都知事選後に公表された猪瀬氏の選挙運動費用収支報告書には、収入として猪瀬氏自身からの3千万円と、猪瀬氏の関連団体「東京を輝く都市にする会」からの50万円の計3050万円の記載しかない。今月20日に公表された猪瀬氏の関連政治団体の平成24年政治資金収支報告書にも、グループからの収入についての記載はなかった。
公職選挙法によると、選挙運動費用収支報告書に虚偽の記載があった場合は、出納責任者に対して、3年以下の禁錮または50万円以下の罰金が科される。

刑事事件としての構成は、上記の公選法違反など、複数考えられますが、まずは、金の趣旨と、貸借なのか供与なのかという、基本的な事実関係が確定できなければどのような犯罪が成立しうるのか論じられないでしょうね。
5000万円もの大金を「貸す」「借りる」ということであれば、通常は利息の約定や借用証の作成は行われるでしょうし、返済期限も決められるでしょう。現在までの報道では、猪瀬氏は貸借を主張するものの、利息や返済期限の定めはなく、借用証も、今のところ実在は確認されていないようで、供与(貸借ではなく)と、捜査機関により評価される可能性は高そうです。贈収賄事件で、貸借、という弁解は出てきがちですが、そうした実質面に着目して、貸借ではなく供与(あげたもの、もらったもの)という認定がされることはよくあります。
報道では、東京都知事選挙がクローズアップされていますが、金の授受の当時、猪瀬氏は東京都副知事で、許認可等を通じで徳洲会について職務権限を有していた可能性はありそうです。
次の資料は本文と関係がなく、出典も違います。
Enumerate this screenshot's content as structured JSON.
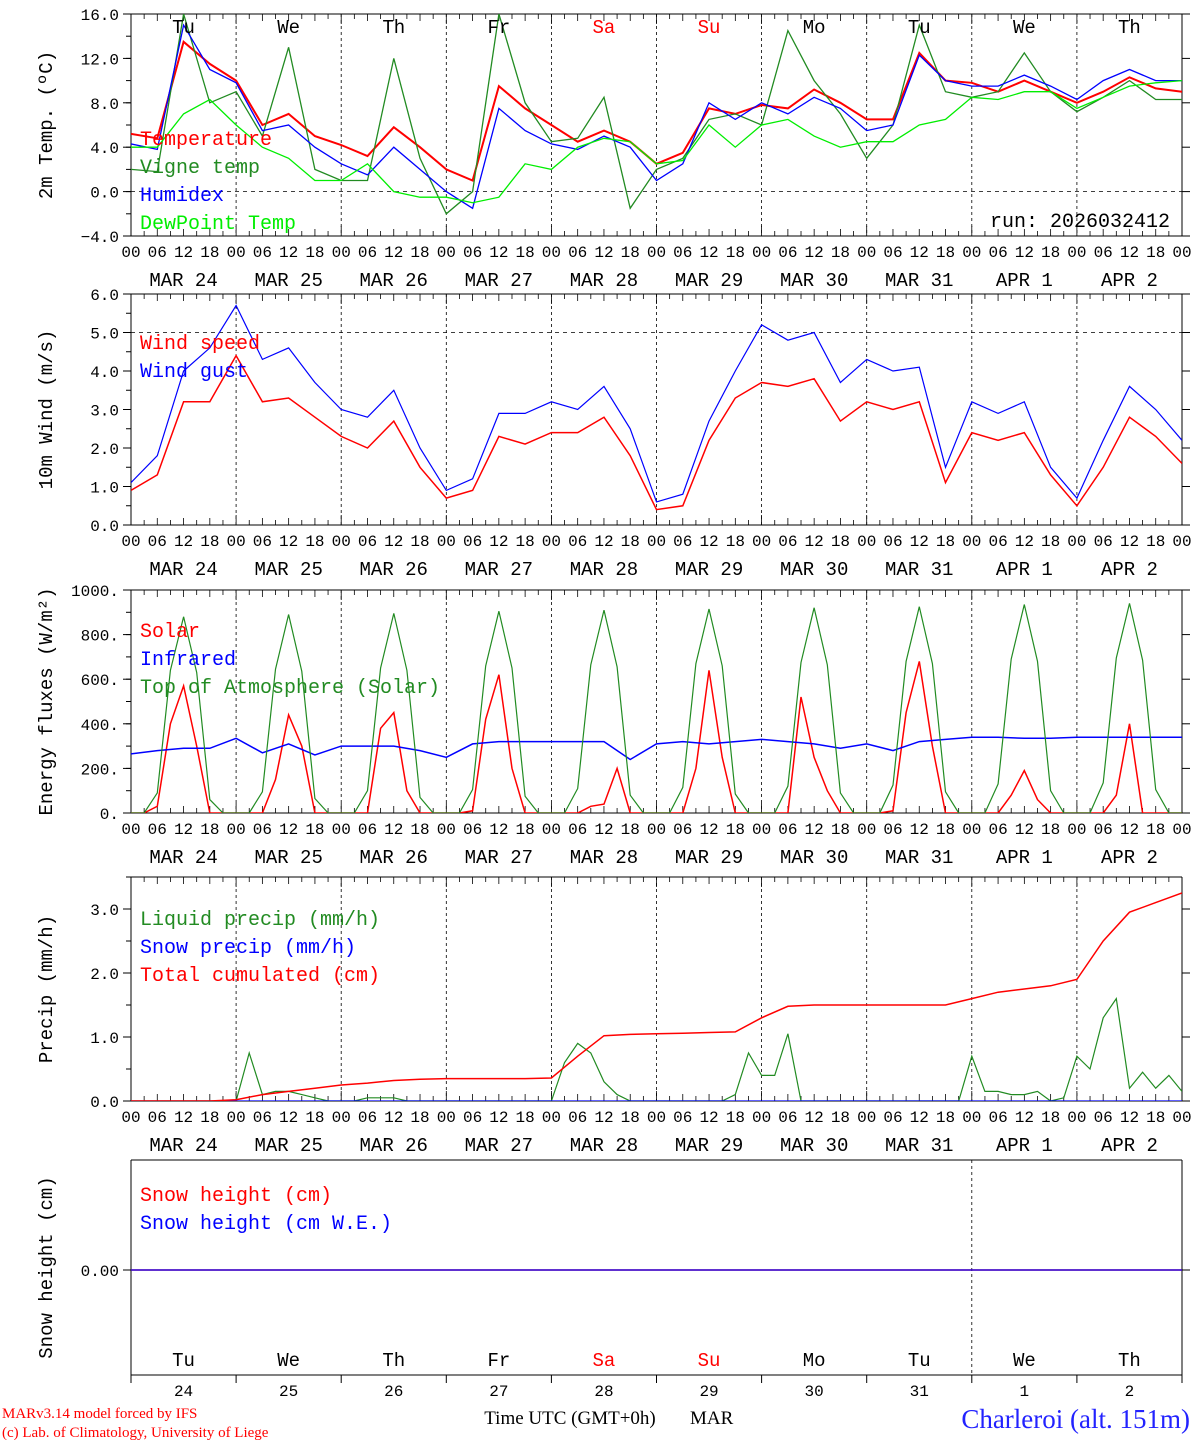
{
  "title": {
    "location": "Charleroi (alt. 151m)",
    "credit_model": "MARv3.14 model forced by IFS",
    "credit_lab": "(c) Lab. of Climatology, University of Liege",
    "xlabel": "Time UTC (GMT+0h)",
    "xlabel_overlay": "MAR"
  },
  "time_axis": {
    "hour_labels": [
      "00",
      "06",
      "12",
      "18"
    ],
    "dates": [
      "MAR 24",
      "MAR 25",
      "MAR 26",
      "MAR 27",
      "MAR 28",
      "MAR 29",
      "MAR 30",
      "MAR 31",
      "APR  1",
      "APR  2"
    ],
    "weekdays": [
      "Tu",
      "We",
      "Th",
      "Fr",
      "Sa",
      "Su",
      "Mo",
      "Tu",
      "We",
      "Th"
    ],
    "weekend": [
      false,
      false,
      false,
      false,
      true,
      true,
      false,
      false,
      false,
      false
    ],
    "day_numbers": [
      "24",
      "25",
      "26",
      "27",
      "28",
      "29",
      "30",
      "31",
      "1",
      "2"
    ],
    "weekday_color": "#000000",
    "weekend_color": "#ff0000"
  },
  "chart_data": [
    {
      "type": "line",
      "ylabel": "2m Temp. (ºC)",
      "ylim": [
        -4,
        16
      ],
      "yticks": [
        -4,
        0,
        4,
        8,
        12,
        16
      ],
      "ytick_labels": [
        "−4.0",
        "0.0",
        "4.0",
        "8.0",
        "12.0",
        "16.0"
      ],
      "dashed_at": 0,
      "annotation": "run: 2026032412",
      "series": [
        {
          "name": "Temperature",
          "color": "#ff0000",
          "width": 2,
          "step_hours": 6,
          "values": [
            5.2,
            4.8,
            13.5,
            11.5,
            10,
            6,
            7,
            5,
            4.2,
            3.2,
            5.8,
            4,
            2,
            1,
            9.5,
            7.5,
            6,
            4.5,
            5.5,
            4.5,
            2.5,
            3.5,
            7.5,
            7,
            7.8,
            7.5,
            9.2,
            8,
            6.5,
            6.5,
            12.5,
            10,
            9.8,
            9,
            10,
            9,
            8,
            9,
            10.3,
            9.3,
            9
          ]
        },
        {
          "name": "Vigne temp",
          "color": "#228b22",
          "width": 1.3,
          "step_hours": 6,
          "values": [
            2,
            1.8,
            16,
            8,
            9,
            5,
            13,
            2,
            1,
            1,
            12,
            3,
            -2,
            0,
            16,
            8,
            4.5,
            4.8,
            8.5,
            -1.5,
            2,
            3,
            6.5,
            7,
            6,
            14.5,
            10,
            7,
            3,
            6,
            15,
            9,
            8.5,
            9,
            12.5,
            9,
            7.2,
            8.5,
            10,
            8.3,
            8.3
          ]
        },
        {
          "name": "Humidex",
          "color": "#0000ff",
          "width": 1.3,
          "step_hours": 6,
          "values": [
            4.3,
            3.8,
            15,
            11,
            9.8,
            5.5,
            6,
            4,
            2.5,
            1.5,
            4,
            2,
            0,
            -1.5,
            7.5,
            5.5,
            4.3,
            3.8,
            5,
            4,
            1,
            2.5,
            8,
            6.5,
            8,
            7,
            8.5,
            7.5,
            5.5,
            6,
            12.3,
            10,
            9.5,
            9.5,
            10.5,
            9.5,
            8.3,
            10,
            11,
            10,
            10
          ]
        },
        {
          "name": "DewPoint Temp",
          "color": "#00ee00",
          "width": 1.3,
          "step_hours": 6,
          "values": [
            4,
            4,
            7,
            8.3,
            6,
            4,
            3,
            1,
            1,
            2.5,
            0,
            -0.5,
            -0.5,
            -1,
            -0.5,
            2.5,
            2,
            4,
            4.8,
            4.5,
            2.5,
            2.8,
            6,
            4,
            6,
            6.5,
            5,
            4,
            4.5,
            4.5,
            6,
            6.5,
            8.5,
            8.3,
            9,
            9,
            7.5,
            8.5,
            9.5,
            9.8,
            10
          ]
        }
      ]
    },
    {
      "type": "line",
      "ylabel": "10m Wind (m/s)",
      "ylim": [
        0,
        6
      ],
      "yticks": [
        0,
        1,
        2,
        3,
        4,
        5,
        6
      ],
      "ytick_labels": [
        "0.0",
        "1.0",
        "2.0",
        "3.0",
        "4.0",
        "5.0",
        "6.0"
      ],
      "dashed_at": 5,
      "series": [
        {
          "name": "Wind speed",
          "color": "#ff0000",
          "width": 1.5,
          "step_hours": 6,
          "values": [
            0.9,
            1.3,
            3.2,
            3.2,
            4.4,
            3.2,
            3.3,
            2.8,
            2.3,
            2.0,
            2.7,
            1.5,
            0.7,
            0.9,
            2.3,
            2.1,
            2.4,
            2.4,
            2.8,
            1.8,
            0.4,
            0.5,
            2.2,
            3.3,
            3.7,
            3.6,
            3.8,
            2.7,
            3.2,
            3.0,
            3.2,
            1.1,
            2.4,
            2.2,
            2.4,
            1.3,
            0.5,
            1.5,
            2.8,
            2.3,
            1.6
          ]
        },
        {
          "name": "Wind gust",
          "color": "#0000ff",
          "width": 1.2,
          "step_hours": 6,
          "values": [
            1.1,
            1.8,
            4.0,
            4.6,
            5.7,
            4.3,
            4.6,
            3.7,
            3.0,
            2.8,
            3.5,
            2.0,
            0.9,
            1.2,
            2.9,
            2.9,
            3.2,
            3.0,
            3.6,
            2.5,
            0.6,
            0.8,
            2.7,
            4.0,
            5.2,
            4.8,
            5.0,
            3.7,
            4.3,
            4.0,
            4.1,
            1.5,
            3.2,
            2.9,
            3.2,
            1.5,
            0.7,
            2.2,
            3.6,
            3.0,
            2.2
          ]
        }
      ]
    },
    {
      "type": "line",
      "ylabel": "Energy fluxes (W/m²)",
      "ylim": [
        0,
        1000
      ],
      "yticks": [
        0,
        200,
        400,
        600,
        800,
        1000
      ],
      "ytick_labels": [
        "0.",
        "200.",
        "400.",
        "600.",
        "800.",
        "1000."
      ],
      "series": [
        {
          "name": "Solar",
          "color": "#ff0000",
          "width": 1.5,
          "step_hours": 3,
          "values": [
            0,
            0,
            30,
            400,
            570,
            300,
            0,
            0,
            0,
            0,
            0,
            150,
            440,
            300,
            0,
            0,
            0,
            0,
            0,
            380,
            450,
            100,
            0,
            0,
            0,
            0,
            10,
            420,
            620,
            200,
            0,
            0,
            0,
            0,
            0,
            30,
            40,
            200,
            0,
            0,
            0,
            0,
            0,
            200,
            640,
            250,
            0,
            0,
            0,
            0,
            0,
            520,
            250,
            100,
            0,
            0,
            0,
            0,
            10,
            450,
            680,
            300,
            0,
            0,
            0,
            0,
            0,
            80,
            190,
            60,
            0,
            0,
            0,
            0,
            0,
            80,
            400,
            0,
            0,
            0,
            0
          ]
        },
        {
          "name": "Infrared",
          "color": "#0000ff",
          "width": 1.5,
          "step_hours": 6,
          "values": [
            265,
            280,
            290,
            290,
            335,
            270,
            310,
            260,
            300,
            300,
            300,
            280,
            250,
            310,
            320,
            320,
            320,
            320,
            320,
            240,
            310,
            320,
            310,
            320,
            330,
            320,
            310,
            290,
            310,
            280,
            320,
            330,
            340,
            340,
            335,
            335,
            340,
            340,
            340,
            340,
            340
          ]
        },
        {
          "name": "Top of Atmosphere (Solar)",
          "color": "#228b22",
          "width": 1.2,
          "step_hours": 3,
          "values": [
            0,
            0,
            90,
            640,
            880,
            630,
            60,
            0,
            0,
            0,
            95,
            645,
            890,
            635,
            65,
            0,
            0,
            0,
            100,
            650,
            895,
            640,
            70,
            0,
            0,
            0,
            105,
            660,
            905,
            650,
            75,
            0,
            0,
            0,
            110,
            665,
            910,
            655,
            80,
            0,
            0,
            0,
            115,
            670,
            915,
            660,
            85,
            0,
            0,
            0,
            120,
            675,
            920,
            665,
            90,
            0,
            0,
            0,
            125,
            680,
            925,
            670,
            95,
            0,
            0,
            0,
            130,
            690,
            935,
            680,
            100,
            0,
            0,
            0,
            135,
            695,
            940,
            685,
            105,
            0,
            0
          ]
        }
      ]
    },
    {
      "type": "line",
      "ylabel": "Precip (mm/h)",
      "ylim": [
        0,
        3.5
      ],
      "yticks": [
        0,
        1,
        2,
        3
      ],
      "ytick_labels": [
        "0.0",
        "1.0",
        "2.0",
        "3.0"
      ],
      "series": [
        {
          "name": "Liquid precip (mm/h)",
          "color": "#228b22",
          "width": 1.2,
          "step_hours": 3,
          "values": [
            0,
            0,
            0,
            0,
            0,
            0,
            0,
            0,
            0,
            0.75,
            0.1,
            0.15,
            0.15,
            0.1,
            0.05,
            0,
            0,
            0,
            0.05,
            0.05,
            0.05,
            0,
            0,
            0,
            0,
            0,
            0,
            0,
            0,
            0,
            0,
            0,
            0,
            0.6,
            0.9,
            0.75,
            0.3,
            0.1,
            0,
            0,
            0,
            0,
            0,
            0,
            0,
            0,
            0.1,
            0.75,
            0.4,
            0.4,
            1.05,
            0,
            0,
            0,
            0,
            0,
            0,
            0,
            0,
            0,
            0,
            0,
            0,
            0,
            0.7,
            0.15,
            0.15,
            0.1,
            0.1,
            0.15,
            0,
            0.05,
            0.7,
            0.5,
            1.3,
            1.6,
            0.2,
            0.45,
            0.2,
            0.4,
            0.15
          ]
        },
        {
          "name": "Snow precip (mm/h)",
          "color": "#0000ff",
          "width": 1.2,
          "step_hours": 240,
          "values": [
            0,
            0
          ]
        },
        {
          "name": "Total cumulated (cm)",
          "color": "#ff0000",
          "width": 1.5,
          "step_hours": 6,
          "values": [
            0,
            0,
            0,
            0,
            0.02,
            0.1,
            0.15,
            0.2,
            0.25,
            0.28,
            0.32,
            0.34,
            0.35,
            0.35,
            0.35,
            0.35,
            0.36,
            0.7,
            1.02,
            1.04,
            1.05,
            1.06,
            1.07,
            1.08,
            1.3,
            1.48,
            1.5,
            1.5,
            1.5,
            1.5,
            1.5,
            1.5,
            1.6,
            1.7,
            1.75,
            1.8,
            1.9,
            2.5,
            2.95,
            3.1,
            3.25
          ]
        }
      ]
    },
    {
      "type": "line",
      "ylabel": "Snow height (cm)",
      "ylim": [
        -1,
        1
      ],
      "yticks": [
        0
      ],
      "ytick_labels": [
        "0.00"
      ],
      "series": [
        {
          "name": "Snow height (cm)",
          "color": "#ff0000",
          "width": 1.5,
          "step_hours": 240,
          "values": [
            0,
            0
          ]
        },
        {
          "name": "Snow height (cm W.E.)",
          "color": "#0000ff",
          "width": 1.2,
          "step_hours": 240,
          "values": [
            0,
            0
          ]
        }
      ]
    }
  ]
}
そこに着目すれば、贈収賄という可能性も出てくるわけで、東京地検特捜部としては、これ、あれと決めつけるのではなく、幅広く可能性を探りながら、立件の可否を慎重に検討しているのではないかと思われます。猪瀬氏は、5000万円がずっと金庫の中に入っていたかのように弁解していますが、政治家のお金というものは、そうしてずっと金庫の中にはいっているようなものではなく忙しく出たり入ったりするもので、そうした事後の金の動き(さらには徳洲会への返済原資が真実はどこにあるか)にも、特捜部は重大な関心を持っている可能性が高いでしょう。
次第に気候が寒さを増す中、首筋や背筋が寒々としている人が結構いそうですね。